Economic Data Posted Prematurely

A federal reserve bank jumps the gun and publishes a monthly survey of manufacturing on the Web before it was scheduled. Do we detect a trend?

For the third time in three months, a sensitive piece of US economic data was prematurely released on the Internet on Tuesday, renewing concerns on Wall Street about controls over market-moving information.

The Federal Reserve Bank of Richmond, Virginia, posted its monthly survey of regional manufacturing on its Web site about a half-hour before the scheduled 10 a.m. EST release time.

Though the Richmond report is considered less important than US employment and inflation data released early by the Labor Department in recent months, market analysts said it was still part of a worrying pattern that must quickly be stopped.

The mounting number of accidental early releases have spawned a flurry of unfounded market rumors before the public release of major economic reports in the past few weeks. But as more and more government agencies rush to publish data on the Internet, many view the glitches as temporary growing pains which will soon be rectified and expect the trend towards cyber data will only accelerate in the future.

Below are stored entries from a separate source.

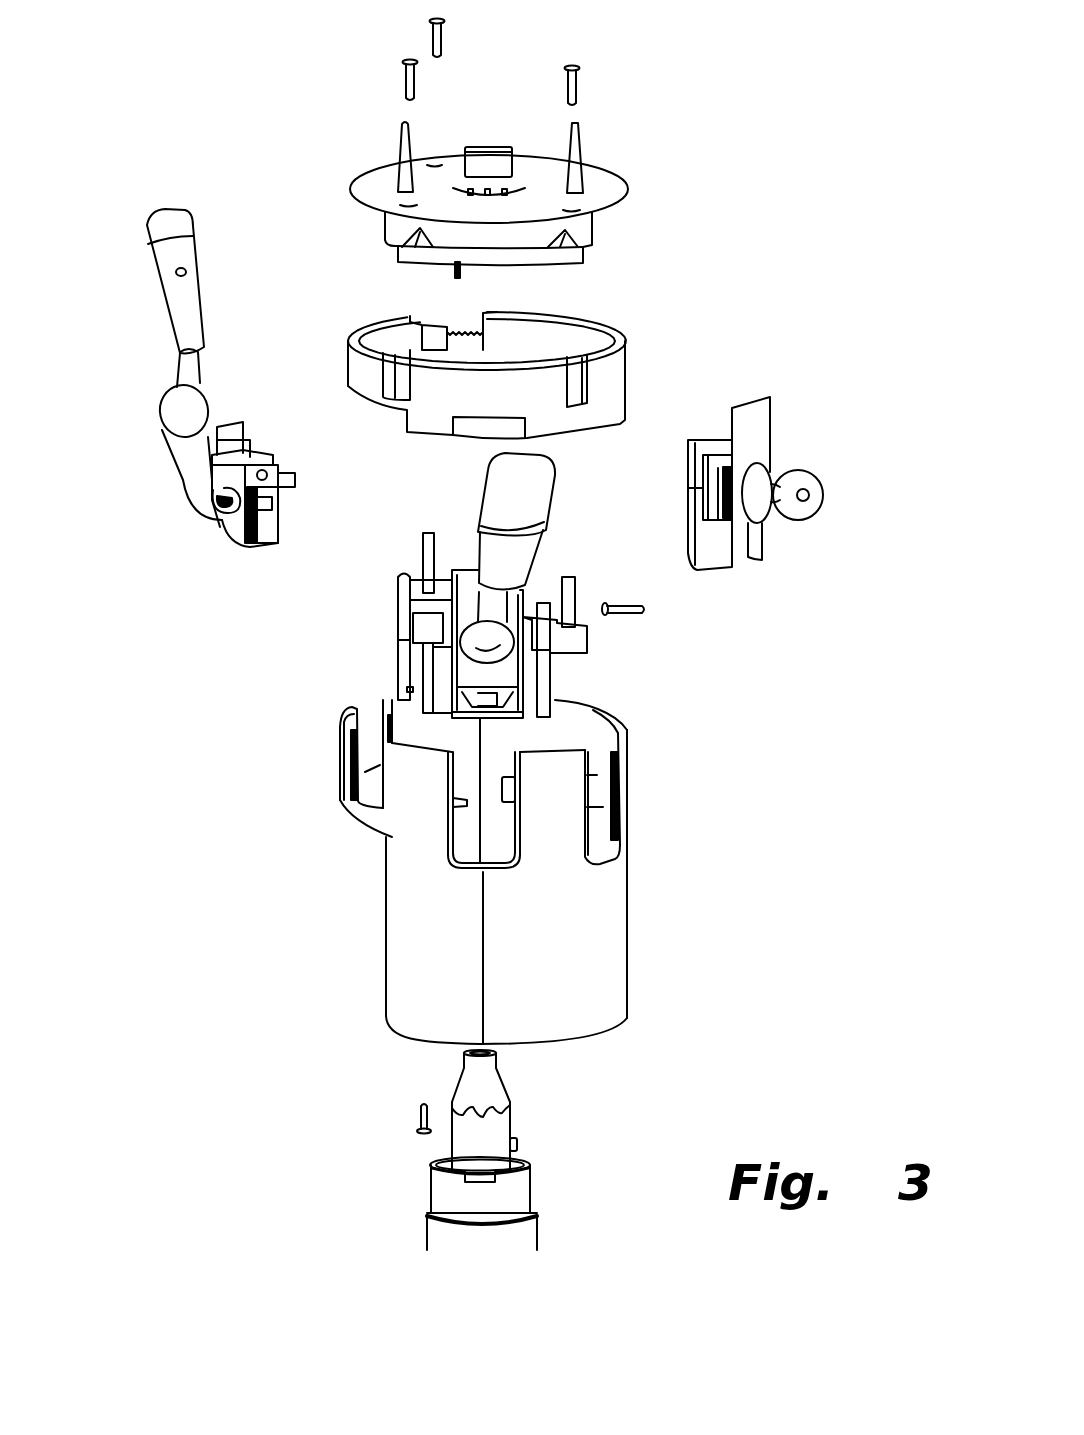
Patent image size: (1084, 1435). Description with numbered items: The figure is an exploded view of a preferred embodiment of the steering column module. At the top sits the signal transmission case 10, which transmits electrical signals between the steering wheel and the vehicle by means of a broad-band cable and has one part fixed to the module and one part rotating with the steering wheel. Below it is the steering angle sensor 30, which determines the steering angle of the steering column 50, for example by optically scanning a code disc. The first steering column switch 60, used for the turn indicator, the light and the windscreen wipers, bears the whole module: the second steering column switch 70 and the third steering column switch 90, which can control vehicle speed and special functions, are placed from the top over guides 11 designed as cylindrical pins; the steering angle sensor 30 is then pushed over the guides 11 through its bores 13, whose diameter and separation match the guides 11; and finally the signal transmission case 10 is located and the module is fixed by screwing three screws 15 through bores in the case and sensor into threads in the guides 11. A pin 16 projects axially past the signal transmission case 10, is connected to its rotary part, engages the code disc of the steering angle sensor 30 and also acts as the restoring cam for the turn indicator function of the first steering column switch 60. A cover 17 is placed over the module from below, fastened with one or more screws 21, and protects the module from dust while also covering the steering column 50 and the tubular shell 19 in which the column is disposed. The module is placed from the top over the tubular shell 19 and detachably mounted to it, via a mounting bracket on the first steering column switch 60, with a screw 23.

The signal transmission case 10 is at (362, 170).
The guides 11 is at (563, 573).
The bores 13 is at (393, 357).
The screws 15 is at (414, 82).
The pin 16 is at (455, 273).
The cover 17 is at (383, 963).
The tubular shell 19 is at (533, 1197).
The screws 21 is at (413, 1125).
The screw 23 is at (648, 613).
The steering angle sensor 30 is at (632, 342).
The steering column 50 is at (513, 1098).
The first steering column switch 60 is at (393, 666).
The second steering column switch 70 is at (193, 510).
The third steering column switch 90 is at (750, 561).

"The problem is people who don't fully understand how to release data on the Net," said Don Fine, chief market analyst at Chase Asset Management. "Please first learn how to use the computer before you get on it."

The government meticulously guards the secrecy of its data and usually does not even show them to President Clinton until after the market closes on the eve of their public release.

So Fine said he was "astounded" on 12 January when the Bureau of Labor Statistics accidentally released the Producer Price Index, or PPI, a day early -- just two months after its embarrassing leak of the non-farm payrolls report in November.

In the aftermath of the payrolls fiasco, the bureau's commissioner, Katharine Abraham, said the only other similar occurrence she knew of was an accidental issuance of some information about the PPI on the Web in 1996.

But the bureau kept that incident quiet -- surmising that no one who understood the figures had seen them at the time -- until reporters raised questions about precedents after the payrolls incident in November last year.